Gaye Carleton/July 16, 2019/PR

Crafting an effective media pitch involves storytelling, but in an abbreviated way and always with the all-important strategic hole.

Once you’ve determined what and to whom you will be pitching, along with identifying the critical timeliness component, and you’ve subsequently run it through the “why this, why now?” test to prove its newsworthiness, it’s time to start telling the story. But wait… Never tell the whole story.

The most effective media pitches are positioned to establish a level of intrigue that compels the journalist or producer to pause, consider and then utter those magical words you long to hear: “I’m interested. Tell me more.”

Strategic holes are tricky things and take practice. Tell too much and the story is boring.

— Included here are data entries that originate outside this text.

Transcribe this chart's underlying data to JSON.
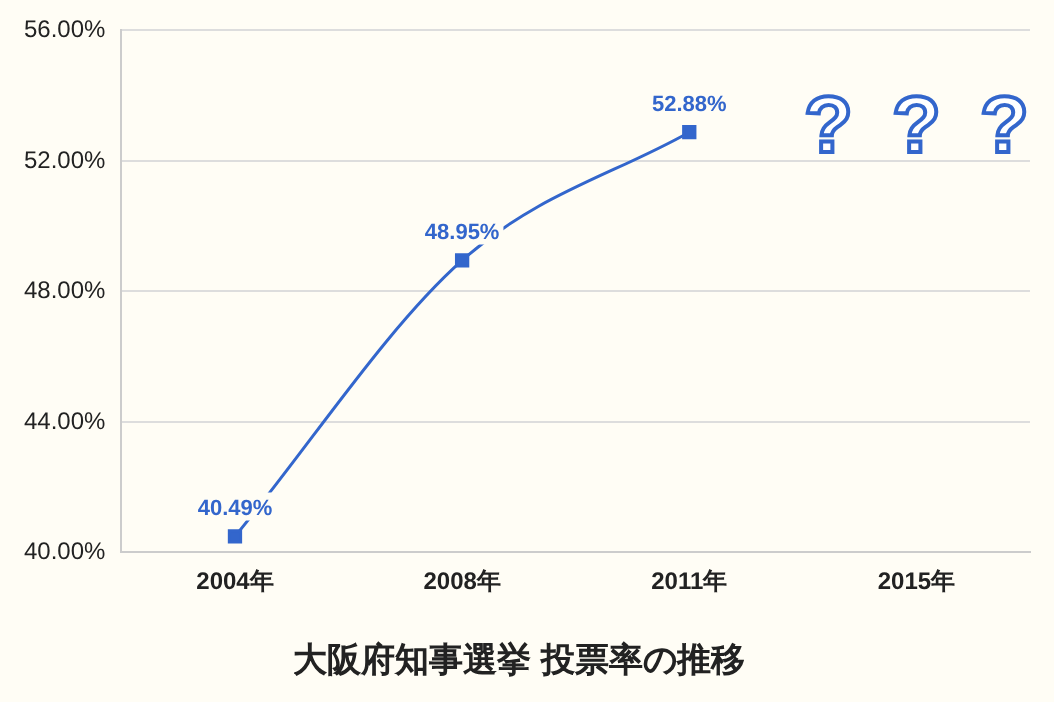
{
  "chart_data": {
    "type": "line",
    "title": "大阪府知事選挙 投票率の推移",
    "categories": [
      "2004年",
      "2008年",
      "2011年",
      "2015年"
    ],
    "series": [
      {
        "color": "#3366cc",
        "values": [
          40.49,
          48.95,
          52.88,
          null
        ],
        "value_labels": [
          "40.49%",
          "48.95%",
          "52.88%",
          null
        ]
      }
    ],
    "ylim": [
      40,
      56
    ],
    "yticks": [
      {
        "value": 40,
        "label": "40.00%"
      },
      {
        "value": 44,
        "label": "44.00%"
      },
      {
        "value": 48,
        "label": "48.00%"
      },
      {
        "value": 52,
        "label": "52.00%"
      },
      {
        "value": 56,
        "label": "56.00%"
      }
    ],
    "grid": "y",
    "marker": "square",
    "legend": false,
    "annotations": [
      "?",
      "?",
      "?"
    ]
  }
}
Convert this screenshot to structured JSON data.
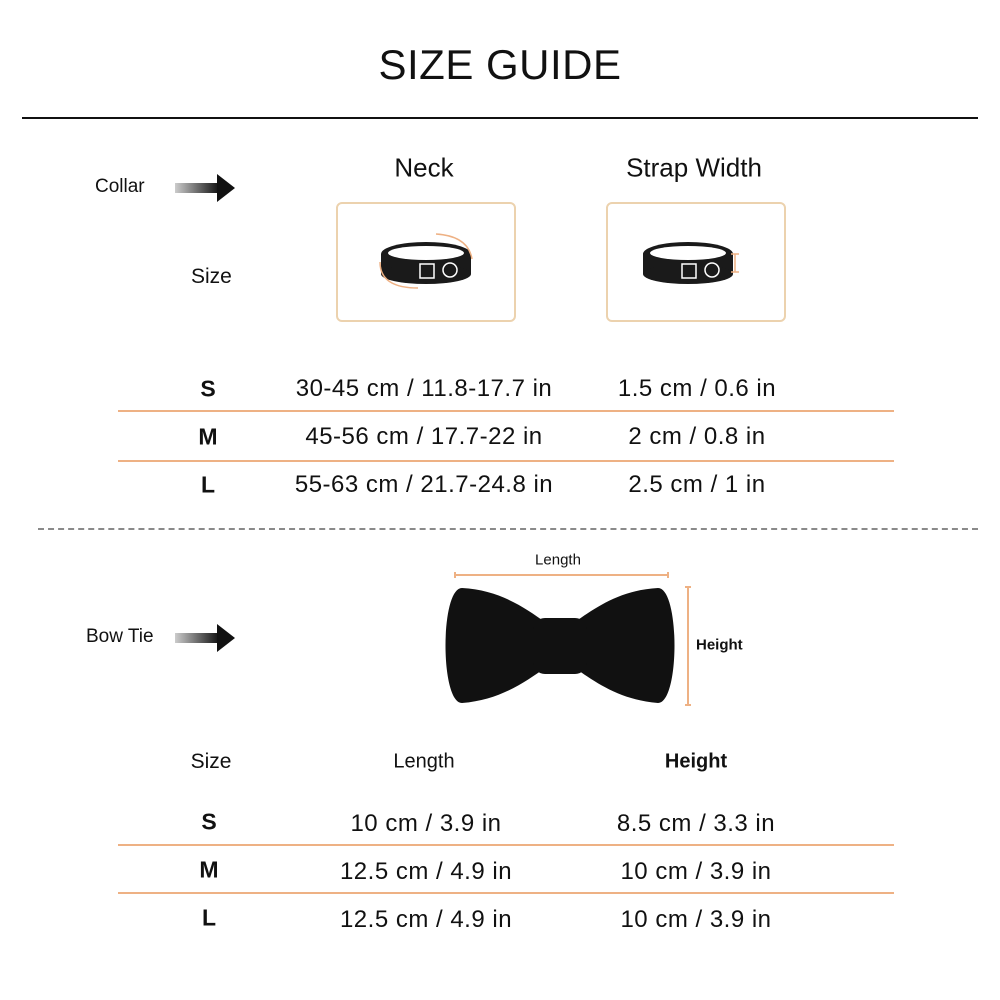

Don’t tell enough and no one knows what the hell you’re talking about. But omit just the right piece and you’re in.

For me, the spider web photo up top is a visual representation of an effective story with a captivating hole in it, literally.

The spider web is so perfectly imperfect that it grabs my full attention (not an easy feat), stops me in my tracks and compels me, like a crime scene might, to contemplate, “What happened here?” Did an unsuspecting insect get trapped and become the spider’s dinner? Was it a fly or a bee? When did it happen? Will the spider ultimately repair the hole?

Or maybe it was caused by something more nefarious than nature. Did some curious young offender poke a finger into this masterpiece of silk for the fun of it? What’s the whole story? I need to know more.

Create a pitch that prompts the media to pause and ponder because of what it doesn’t say, and it will be the takeaway a journalist won’t want to leave behind.